Family A is of additional interest because it has been reported to have a sequence variant in the LMNA gene in association with a remarkably variable phenotype but without perfect segregation of the mutation with the phenotype.25 It is now clear that the LMNA mutation is an innocuous polymorphism. This illustrates the complexity of elucidating the underlying cause of genetic conditions and muscle disorders in particular, which is reflected by our finding of a SMCHD1 sequence variant in the affected individuals.

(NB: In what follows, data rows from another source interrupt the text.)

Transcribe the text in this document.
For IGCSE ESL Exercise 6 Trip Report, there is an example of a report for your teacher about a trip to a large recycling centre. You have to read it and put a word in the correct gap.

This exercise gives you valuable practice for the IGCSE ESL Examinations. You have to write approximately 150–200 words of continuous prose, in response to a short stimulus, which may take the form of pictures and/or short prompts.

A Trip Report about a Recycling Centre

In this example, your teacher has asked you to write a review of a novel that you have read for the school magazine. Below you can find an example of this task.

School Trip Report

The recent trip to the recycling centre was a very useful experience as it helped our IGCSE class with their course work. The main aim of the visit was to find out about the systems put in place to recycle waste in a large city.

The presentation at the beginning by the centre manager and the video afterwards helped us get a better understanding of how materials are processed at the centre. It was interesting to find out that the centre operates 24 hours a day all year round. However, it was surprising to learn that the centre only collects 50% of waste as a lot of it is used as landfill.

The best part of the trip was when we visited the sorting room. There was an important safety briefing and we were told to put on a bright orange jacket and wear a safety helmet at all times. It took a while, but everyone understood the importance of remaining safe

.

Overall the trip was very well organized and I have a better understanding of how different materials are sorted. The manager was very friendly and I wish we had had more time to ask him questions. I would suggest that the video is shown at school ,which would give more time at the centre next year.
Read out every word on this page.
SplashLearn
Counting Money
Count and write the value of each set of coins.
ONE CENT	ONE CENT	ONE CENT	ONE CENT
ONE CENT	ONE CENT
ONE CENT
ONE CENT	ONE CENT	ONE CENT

In family B, II.3 (Figure 4) has an undiagnosed muscular dystrophy with an unusual phenotype including some FSHD-like features (facial muscle weakness) and hence why FSHD diagnostic testing was originally requested. However, this individual does not have a short D4Z4 repeat array of the type associated with FSHD1. Results on SSLP analysis identified alleles 163 and 166 in all the three sisters but because of restricted amount of DNA, 4qA analysis was not done. SSLP results suggest that SMCHD1 sequence variant may not have occurred on the permissive background. However, she and her sister (II-2) with sequence change reveal borderline hypomethylation at D4Z4, which would be more compatible with FSHD1 rather than FSHD2. Individual II.4 has not been clinically/molecularly assessed as she is not in the country. The DNA samples from either generation 1 or 3 were not available in this family. FSHD was never considered a likely diagnosis in this family, but testing of FSHD was undertaken to exclude this as a potential confounder. It was intriguing, therefore, to find a novel putative missense change in SMCHD1 (c.2606 G>T, p.Gly869Val) in II.3, which does not appear to segregate with the disease in the family; however, it is possible that II.2 with the variant in this family is non-penetrant for the disease. Bioinformatic analysis strongly suggests the variant to be pathogenic. The amino-acid residue corresponding to human SMCHD1 p.Gly869 is highly conserved in evolution across 13 species, thus implying that it is of functional importance. For confirmation of FSHD, accurate results determining the genetic background on chromosome 4 are necessary in sporadic cases and in patients presenting with an atypical clinical phenotype. Mutations in other genes may also mimic FSHD, including mutations in CAPN3, VCP and FHL1.26, 27, 28 Intriguingly, SMCHD1 c.3651A>G, a missense variant (p.Ile1217Met), has been reported in a family with autistic spectrum disorder,29 which shows that this gene may also have a role to play in non-muscle disorders.

Figure 4
figure 4

Family B proband II.3.

Hence, although family B does not have classical FSHD1 or FSHD2, clinically or molecularly, the possibility exists that SMCHD1 sequence variant may be involved in the pathogenesis of other myopathies and because SMCHD1 has a wider role in global genomic methylation the possibility exists that it could be involved in other complex undiagnosed muscle disorders. This may, of course, be an incidental finding, but certainly suggests further studies defining the role of SMCHD1 in FSHD-associated conditions or other dystrophies are warranted.